The night skies in August are full of celestial wonders, including bright planets and a meteor shower.
Venus and Mars are currently blocked from our view by the sun, but this week is a great chance to catch Jupiter and Saturn in conjunction with the moon.
The nearly full moon will appear very close to Jupiter on the night of August 9. Jupiter, the next brightest planet in our sky after Venus, will be visible in the sky beginning at dusk and well until the early hours of the morning around the world, according to the Old Farmer's Almanac.
Like Jupiter, Saturn will also appear in the sky once night falls and be visible until dawn, east of Jupiter. On the evening of August 11, the moon will appear to the right of Saturn and then on its left on August 12.

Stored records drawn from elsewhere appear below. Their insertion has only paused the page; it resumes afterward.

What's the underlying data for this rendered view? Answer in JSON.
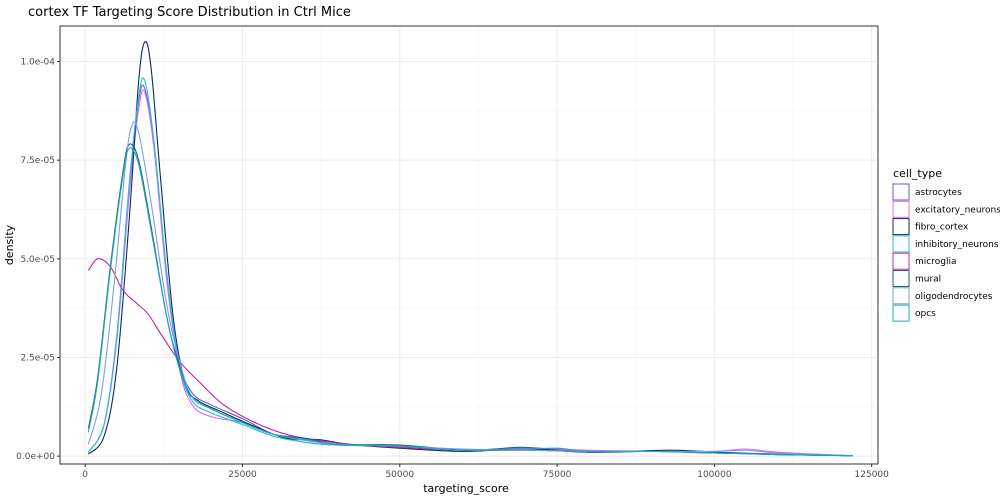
{
  "chart_data": {
    "type": "line",
    "title": "cortex TF Targeting Score Distribution in Ctrl Mice",
    "xlabel": "targeting_score",
    "ylabel": "density",
    "xlim": [
      -4000,
      126000
    ],
    "ylim": [
      -2e-06,
      0.000109
    ],
    "x_ticks": [
      0,
      25000,
      50000,
      75000,
      100000,
      125000
    ],
    "x_tick_labels": [
      "0",
      "25000",
      "50000",
      "75000",
      "100000",
      "125000"
    ],
    "y_ticks": [
      0,
      2.5e-05,
      5e-05,
      7.5e-05,
      0.0001
    ],
    "y_tick_labels": [
      "0.0e+00",
      "2.5e-05",
      "5.0e-05",
      "7.5e-05",
      "1.0e-04"
    ],
    "grid": true,
    "legend_title": "cell_type",
    "legend_position": "right",
    "series": [
      {
        "name": "astrocytes",
        "color": "#6a5acd",
        "points": [
          [
            500,
            1e-06
          ],
          [
            3000,
            8e-06
          ],
          [
            5000,
            3e-05
          ],
          [
            7000,
            6.8e-05
          ],
          [
            8500,
            9e-05
          ],
          [
            9500,
            9.3e-05
          ],
          [
            11000,
            7.8e-05
          ],
          [
            13000,
            4.5e-05
          ],
          [
            15000,
            2.4e-05
          ],
          [
            17000,
            1.6e-05
          ],
          [
            20000,
            1.3e-05
          ],
          [
            25000,
            9.5e-06
          ],
          [
            30000,
            5.5e-06
          ],
          [
            35000,
            4e-06
          ],
          [
            40000,
            3e-06
          ],
          [
            50000,
            2.5e-06
          ],
          [
            60000,
            1.5e-06
          ],
          [
            70000,
            1.8e-06
          ],
          [
            80000,
            1.2e-06
          ],
          [
            90000,
            1.2e-06
          ],
          [
            100000,
            1e-06
          ],
          [
            110000,
            5e-07
          ],
          [
            122000,
            1e-07
          ]
        ]
      },
      {
        "name": "excitatory_neurons",
        "color": "#e066ff",
        "points": [
          [
            500,
            1e-06
          ],
          [
            3000,
            8e-06
          ],
          [
            5000,
            2.9e-05
          ],
          [
            7000,
            6.6e-05
          ],
          [
            8500,
            8.8e-05
          ],
          [
            9500,
            9.2e-05
          ],
          [
            11000,
            7.7e-05
          ],
          [
            13000,
            4.4e-05
          ],
          [
            15000,
            2.2e-05
          ],
          [
            17000,
            1.3e-05
          ],
          [
            20000,
            1e-05
          ],
          [
            25000,
            8.5e-06
          ],
          [
            30000,
            5.5e-06
          ],
          [
            35000,
            3.5e-06
          ],
          [
            40000,
            2.8e-06
          ],
          [
            50000,
            2.5e-06
          ],
          [
            60000,
            1.5e-06
          ],
          [
            70000,
            2e-06
          ],
          [
            80000,
            1.5e-06
          ],
          [
            90000,
            1.2e-06
          ],
          [
            100000,
            1.2e-06
          ],
          [
            105000,
            1.8e-06
          ],
          [
            110000,
            1e-06
          ],
          [
            122000,
            1e-07
          ]
        ]
      },
      {
        "name": "fibro_cortex",
        "color": "#0b2a5a",
        "points": [
          [
            500,
            5e-07
          ],
          [
            3000,
            5e-06
          ],
          [
            5000,
            2.2e-05
          ],
          [
            7000,
            6e-05
          ],
          [
            8500,
            9.5e-05
          ],
          [
            9500,
            0.000105
          ],
          [
            10500,
            9.8e-05
          ],
          [
            12000,
            7e-05
          ],
          [
            14000,
            3.5e-05
          ],
          [
            16000,
            1.8e-05
          ],
          [
            18000,
            1.4e-05
          ],
          [
            22000,
            1.1e-05
          ],
          [
            27000,
            7.5e-06
          ],
          [
            32000,
            4.5e-06
          ],
          [
            37000,
            4.2e-06
          ],
          [
            42000,
            3e-06
          ],
          [
            50000,
            2e-06
          ],
          [
            60000,
            1.2e-06
          ],
          [
            70000,
            1.8e-06
          ],
          [
            80000,
            1e-06
          ],
          [
            93000,
            1.5e-06
          ],
          [
            100000,
            1e-06
          ],
          [
            110000,
            4e-07
          ],
          [
            122000,
            1e-07
          ]
        ]
      },
      {
        "name": "inhibitory_neurons",
        "color": "#20c0d8",
        "points": [
          [
            500,
            1e-06
          ],
          [
            3000,
            8e-06
          ],
          [
            5000,
            3e-05
          ],
          [
            7000,
            6.9e-05
          ],
          [
            8500,
            9.1e-05
          ],
          [
            9500,
            9.5e-05
          ],
          [
            11000,
            7.9e-05
          ],
          [
            13000,
            4.6e-05
          ],
          [
            15000,
            2.3e-05
          ],
          [
            17000,
            1.4e-05
          ],
          [
            20000,
            1.1e-05
          ],
          [
            25000,
            8e-06
          ],
          [
            30000,
            5e-06
          ],
          [
            35000,
            3.5e-06
          ],
          [
            40000,
            2.8e-06
          ],
          [
            50000,
            2.5e-06
          ],
          [
            60000,
            1.5e-06
          ],
          [
            70000,
            1.5e-06
          ],
          [
            80000,
            1.2e-06
          ],
          [
            90000,
            1.2e-06
          ],
          [
            100000,
            8e-07
          ],
          [
            110000,
            5e-07
          ],
          [
            122000,
            1e-07
          ]
        ]
      },
      {
        "name": "microglia",
        "color": "#c020b0",
        "points": [
          [
            500,
            4.7e-05
          ],
          [
            2000,
            5e-05
          ],
          [
            4000,
            4.8e-05
          ],
          [
            6000,
            4.2e-05
          ],
          [
            8000,
            3.9e-05
          ],
          [
            10000,
            3.6e-05
          ],
          [
            12000,
            3.1e-05
          ],
          [
            15000,
            2.4e-05
          ],
          [
            18000,
            1.9e-05
          ],
          [
            22000,
            1.3e-05
          ],
          [
            27000,
            8.5e-06
          ],
          [
            32000,
            5.5e-06
          ],
          [
            37000,
            4e-06
          ],
          [
            42000,
            3e-06
          ],
          [
            50000,
            2.2e-06
          ],
          [
            60000,
            1.5e-06
          ],
          [
            70000,
            1.5e-06
          ],
          [
            80000,
            1.2e-06
          ],
          [
            90000,
            1.2e-06
          ],
          [
            100000,
            8e-07
          ],
          [
            110000,
            5e-07
          ],
          [
            122000,
            1e-07
          ]
        ]
      },
      {
        "name": "mural",
        "color": "#1a6a6a",
        "points": [
          [
            500,
            7e-06
          ],
          [
            2000,
            2e-05
          ],
          [
            4000,
            4.8e-05
          ],
          [
            6000,
            7.2e-05
          ],
          [
            7000,
            7.9e-05
          ],
          [
            8500,
            7.5e-05
          ],
          [
            10500,
            5.8e-05
          ],
          [
            13000,
            3.5e-05
          ],
          [
            15000,
            2.3e-05
          ],
          [
            17000,
            1.5e-05
          ],
          [
            20000,
            1.2e-05
          ],
          [
            25000,
            8.5e-06
          ],
          [
            30000,
            5.5e-06
          ],
          [
            35000,
            4.5e-06
          ],
          [
            40000,
            3e-06
          ],
          [
            50000,
            2.8e-06
          ],
          [
            60000,
            1.5e-06
          ],
          [
            65000,
            1.8e-06
          ],
          [
            70000,
            2.2e-06
          ],
          [
            80000,
            1e-06
          ],
          [
            90000,
            1.2e-06
          ],
          [
            100000,
            8e-07
          ],
          [
            110000,
            4e-07
          ],
          [
            122000,
            1e-07
          ]
        ]
      },
      {
        "name": "oligodendrocytes",
        "color": "#7b9cf0",
        "points": [
          [
            500,
            3e-06
          ],
          [
            2500,
            1.5e-05
          ],
          [
            4500,
            4.2e-05
          ],
          [
            6500,
            7.5e-05
          ],
          [
            7500,
            8.4e-05
          ],
          [
            8500,
            8.2e-05
          ],
          [
            10500,
            6.4e-05
          ],
          [
            13000,
            3.8e-05
          ],
          [
            15000,
            2.4e-05
          ],
          [
            17000,
            1.5e-05
          ],
          [
            20000,
            1.2e-05
          ],
          [
            25000,
            8.5e-06
          ],
          [
            30000,
            5.5e-06
          ],
          [
            35000,
            4e-06
          ],
          [
            40000,
            3e-06
          ],
          [
            50000,
            2.5e-06
          ],
          [
            60000,
            1.8e-06
          ],
          [
            70000,
            1.5e-06
          ],
          [
            80000,
            1.2e-06
          ],
          [
            90000,
            1.2e-06
          ],
          [
            100000,
            1.2e-06
          ],
          [
            105000,
            1.5e-06
          ],
          [
            110000,
            8e-07
          ],
          [
            122000,
            1e-07
          ]
        ]
      },
      {
        "name": "opcs",
        "color": "#1aa8c0",
        "points": [
          [
            500,
            6e-06
          ],
          [
            2000,
            1.9e-05
          ],
          [
            4000,
            4.7e-05
          ],
          [
            6000,
            7.1e-05
          ],
          [
            7000,
            7.8e-05
          ],
          [
            8500,
            7.4e-05
          ],
          [
            10500,
            5.7e-05
          ],
          [
            13000,
            3.5e-05
          ],
          [
            15000,
            2.2e-05
          ],
          [
            17000,
            1.5e-05
          ],
          [
            20000,
            1.2e-05
          ],
          [
            25000,
            8.5e-06
          ],
          [
            30000,
            5.5e-06
          ],
          [
            35000,
            4.2e-06
          ],
          [
            40000,
            3e-06
          ],
          [
            50000,
            2.5e-06
          ],
          [
            60000,
            1.5e-06
          ],
          [
            70000,
            1.8e-06
          ],
          [
            75000,
            2e-06
          ],
          [
            80000,
            1.2e-06
          ],
          [
            90000,
            1.2e-06
          ],
          [
            100000,
            8e-07
          ],
          [
            110000,
            4e-07
          ],
          [
            122000,
            1e-07
          ]
        ]
      }
    ]
  }
}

Mercury will also appear in the east during the early morning hours as dawn arrives, most apparent an hour before sunrise.
Look out this week as the Perseid meteor shower nears its peak before the full moon on August 15 drowns out the light from the meteors burning up in Earth's upper atmosphere.
The August full moon is also known as the Sturgeon Moon because Native American tribes in the northeast knew it was the best time to catch sturgeon in the Great Lakes and Lake Champlain, according to the Old Farmer's Almanac.
Other tribes also called it the "moon when all things ripen" the "blueberry moon" or the "wheat cut moon."